In 1853 Clark had taken orders, but left the Church after the passing of the Clerical Disabilities Act 1870 (33 & 34 Vict. c. 91), of which he was one of the promoters. He also resigned the public oratorship in the same year, and in consequence of illness left Cambridge in 1873. He died at York on 6 November 1878.

He bequeathed a sum of money to his old college for the foundation of a lectureship in English literature.

==Works==
Clark established the Cambridge Journal of Philology, and cooperated with Benjamin Hall Kennedy and James Riddell in the production of the Sabrinae Corolla. He published little as a classical scholar. A contemplated edition of the works of Aristophanes was never published. He visited Italy in 1868 to examine the Ravenna manuscript of Aristophanes and other manuscripts, and on his return began the notes to the Acharnians, but they were left incomplete.
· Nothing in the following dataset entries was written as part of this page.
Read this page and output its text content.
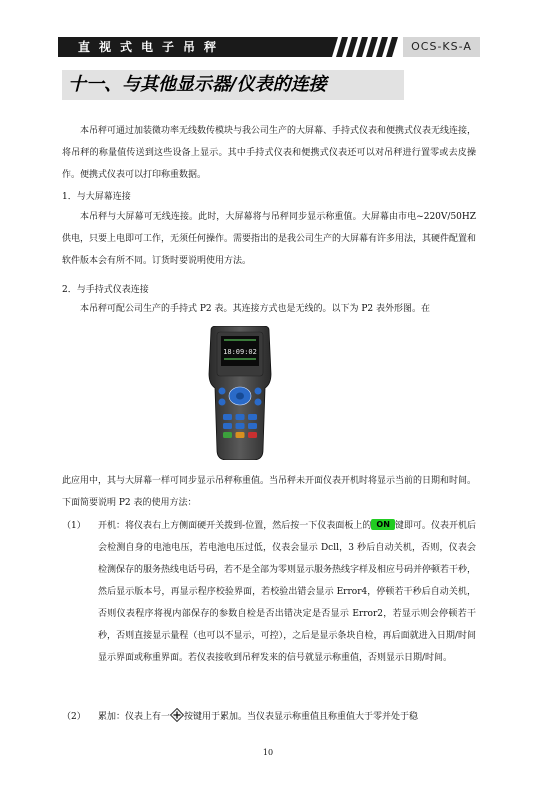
直视式电子吊秤	OCS-KS-A
十一、与其他显示器/仪表的连接

本吊秤可通过加装微功率无线数传模块与我公司生产的大屏幕、手持式仪表和便携式仪表无线连接，将吊秤的称量值传送到这些设备上显示。其中手持式仪表和便携式仪表还可以对吊秤进行置零或去皮操作。便携式仪表可以打印称重数据。

1．与大屏幕连接

本吊秤与大屏幕可无线连接。此时，大屏幕将与吊秤同步显示称重值。大屏幕由市电~220V/50HZ供电，只要上电即可工作，无须任何操作。需要指出的是我公司生产的大屏幕有许多用法，其硬件配置和软件版本会有所不同。订货时要说明使用方法。

2．与手持式仪表连接

本吊秤可配公司生产的手持式 P2 表。其连接方式也是无线的。以下为 P2 表外形图。在

18:09:02

此应用中，其与大屏幕一样可同步显示吊秤称重值。当吊秤未开面仪表开机时将显示当前的日期和时间。下面简要说明 P2 表的使用方法：

（1）	开机：将仪表右上方侧面硬开关拨到-位置，然后按一下仪表面板上的 ON 键即可。仪表开机后会检测自身的电池电压，若电池电压过低，仪表会显示 Dcll，3 秒后自动关机，否则，仪表会检测保存的服务热线电话号码，若不是全部为零则显示服务热线字样及相应号码并停顿若干秒，然后显示版本号，再显示程序校验界面，若校验出错会显示 Error4，停顿若干秒后自动关机，否则仪表程序将视内部保存的参数自检是否出错决定是否显示 Error2，若显示则会停顿若干秒，否则直接显示量程（也可以不显示，可控），之后是显示条块自检，再后面就进入日期/时间显示界面或称重界面。若仪表接收到吊秤发来的信号就显示称重值，否则显示日期/时间。
（2）	累加：仪表上有一 按键用于累加。当仪表显示称重值且称重值大于零并处于稳
10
The work by which he is best known is the Cambridge Shakespeare (1863-6), containing a collation of early editions and selected emendations, edited by him at first with John Glover and later with William Aldis Wright. Gazpacho (1853) gives an account of his tour in Spain; his Peloponnesus (1858) was a contribution to the knowledge of Greece. His visits to Italy at the time of Garibaldi's insurrection, and to Poland during the insurrection of 1863, are described in Vacation Tourists, ed. Francis Galton, i and iii.

Hugh Andrew Johnstone Munro in Journal of Philology (viii. 1879) described Clark as "the most accomplished and versatile man he ever met".